Definitely.  I just think you're exactly right that with no prior
information people would say 'different' more often than they say
'same', and I was trying to come up with some way to curb that in
general without affecting any one trial more than any other.


> > > 3. Reconsider having tasters rate the beer on a series of qualities
> > > (color, bitterness, smoothness, etc). This helps to avoid #1 and 2
> > > above, and provides more information for your experiment. This is
> > > what's typically done in taste tests (for example, a recent bitterness
> > > study first grouped tasters into 3 groups (super tasters, tasters,
> > > non-tasters) and then had us rate several characteristics of the food,
> > > not just: is the bitterness between these two samples the same?)
> >
> > I don't see how that improves either.  I'm the first to admit I
> > don't know shit about putting this sort of thing together, but I
> > don't want data on color, bitterness, smoothness, etc.  I understand
> > that if temperature life-cycle really does make no difference then
> > all that data will, with enough samples, be expected to match up,
> > but if I'm not interested in the nature or magnitude of the
> > differences -- only if one exists at all -- why collect it and
> > inject more noise?
>
> You are right, this does add more data. It doesn't necessarily add
> noise (well, yes it does, when you go from a binary system to a scaling
> system). I know you don't want data on these factors, you just want to
> know whether temperature makes for different beers. But as a scientist,
> I always want to design experiments that can do more than just discover
> if variable X really matters. I'm interested in bigger pictures. So
> yes, you can use a simple design to discover if temperature makes for
> different beers, but in the end you are unable to answer the ubiquitous
> scientific question: So what?

Right, whereas all I want to get from this is the ability to at a party
say (in a snooty voice), "Actually, you're wrong; it doesn't matter at
all." if indeed that's the case.  What's more, I know whatever small
amount of statistical knowledge I once had has atrophied to the point
where I can barely determine "statistically significant" for a given
number of trials with an expected no-correlation probability of 0.5, and
I know I couldn't handle much more than that analysis-wise without
pestering people or re-reading books I didn't like the first time.

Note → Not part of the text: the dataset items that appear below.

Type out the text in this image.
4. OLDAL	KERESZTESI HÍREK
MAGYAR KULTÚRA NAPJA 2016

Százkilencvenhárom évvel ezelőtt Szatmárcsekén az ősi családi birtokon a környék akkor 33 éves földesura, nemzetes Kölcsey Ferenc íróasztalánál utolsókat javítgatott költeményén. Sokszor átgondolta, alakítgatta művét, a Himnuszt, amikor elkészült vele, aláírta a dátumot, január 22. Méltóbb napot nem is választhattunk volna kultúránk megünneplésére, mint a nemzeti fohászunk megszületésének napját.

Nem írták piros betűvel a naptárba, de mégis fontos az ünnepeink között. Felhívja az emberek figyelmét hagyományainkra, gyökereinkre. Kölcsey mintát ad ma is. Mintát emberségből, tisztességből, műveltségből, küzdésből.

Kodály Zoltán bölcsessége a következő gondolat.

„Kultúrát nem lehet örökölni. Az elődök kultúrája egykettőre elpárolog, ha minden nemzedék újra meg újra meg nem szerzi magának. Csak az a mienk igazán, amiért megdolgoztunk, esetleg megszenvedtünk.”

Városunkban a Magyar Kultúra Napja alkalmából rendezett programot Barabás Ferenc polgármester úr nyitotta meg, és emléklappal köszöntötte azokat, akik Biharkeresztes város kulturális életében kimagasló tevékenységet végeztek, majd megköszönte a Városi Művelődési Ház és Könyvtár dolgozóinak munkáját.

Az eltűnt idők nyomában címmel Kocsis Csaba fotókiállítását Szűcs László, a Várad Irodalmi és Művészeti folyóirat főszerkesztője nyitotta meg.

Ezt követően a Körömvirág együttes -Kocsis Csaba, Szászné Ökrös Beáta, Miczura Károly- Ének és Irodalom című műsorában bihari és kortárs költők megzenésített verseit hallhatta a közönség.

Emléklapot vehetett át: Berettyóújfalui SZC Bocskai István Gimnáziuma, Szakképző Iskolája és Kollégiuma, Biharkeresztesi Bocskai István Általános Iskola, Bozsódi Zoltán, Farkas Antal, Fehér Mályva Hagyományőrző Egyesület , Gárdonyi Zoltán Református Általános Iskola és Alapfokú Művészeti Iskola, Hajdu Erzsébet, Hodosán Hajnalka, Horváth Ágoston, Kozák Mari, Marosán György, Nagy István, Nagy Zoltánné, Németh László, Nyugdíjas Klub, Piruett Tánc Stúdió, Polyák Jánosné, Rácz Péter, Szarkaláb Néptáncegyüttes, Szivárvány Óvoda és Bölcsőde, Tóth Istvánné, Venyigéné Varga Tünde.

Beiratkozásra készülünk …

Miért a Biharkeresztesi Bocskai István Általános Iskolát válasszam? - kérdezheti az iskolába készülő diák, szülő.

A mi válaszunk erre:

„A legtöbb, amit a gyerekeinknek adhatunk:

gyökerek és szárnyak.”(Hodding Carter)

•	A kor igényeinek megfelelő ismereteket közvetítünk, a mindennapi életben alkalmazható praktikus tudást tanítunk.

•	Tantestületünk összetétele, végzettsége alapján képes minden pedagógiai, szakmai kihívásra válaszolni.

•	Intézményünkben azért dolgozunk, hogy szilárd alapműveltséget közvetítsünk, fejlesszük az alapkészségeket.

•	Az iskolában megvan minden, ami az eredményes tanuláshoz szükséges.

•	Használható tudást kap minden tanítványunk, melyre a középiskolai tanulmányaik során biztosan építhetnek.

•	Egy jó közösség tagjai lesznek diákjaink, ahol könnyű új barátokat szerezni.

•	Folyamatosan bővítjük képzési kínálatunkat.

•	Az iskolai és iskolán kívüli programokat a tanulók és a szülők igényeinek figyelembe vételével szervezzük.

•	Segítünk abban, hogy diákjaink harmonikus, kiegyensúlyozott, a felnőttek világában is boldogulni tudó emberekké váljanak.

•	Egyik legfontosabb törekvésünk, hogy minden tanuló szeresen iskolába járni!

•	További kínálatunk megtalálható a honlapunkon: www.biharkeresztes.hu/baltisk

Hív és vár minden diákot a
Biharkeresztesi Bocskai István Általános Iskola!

> > > Eric's boss started life selling equipment to beer makers in
> > > England.  I will nag Eric to ask him about the temperature issues.
> >
> > Excellent, thanks.  I think that transportation period is the real
> > culprit.  I don't doubt they're _very_ careful about temperature
> > during the brewing, but I can't imagine the trans-Atlantic cargo
> > people care much at all.  I know there exist recording devices which
> > can be included in shipments which sample temperature and other
> > environmental numbers and record them for later display vs. time,
> > but I wouldn't imagine the beer importers use anything like that
> > routinely.
>
> Why not? Certainly not cheap beers, but higher quality imports might,
> no? Again, the optimist.

And once some movers promised me that furniture would arrive undamaged
due to the great care their contentious employees demonstrate...

Jenni's research turned up this reply:

Temperature, schmemperature.

According to Mad Dog Dave (Eric's boss), manufacturers rarely worry
about temperature, at nearly any stage of the process. From brewing to
bottling, transportation to storage, they really could care less.

So despite my best effort at optimisim, pessimism flattens all.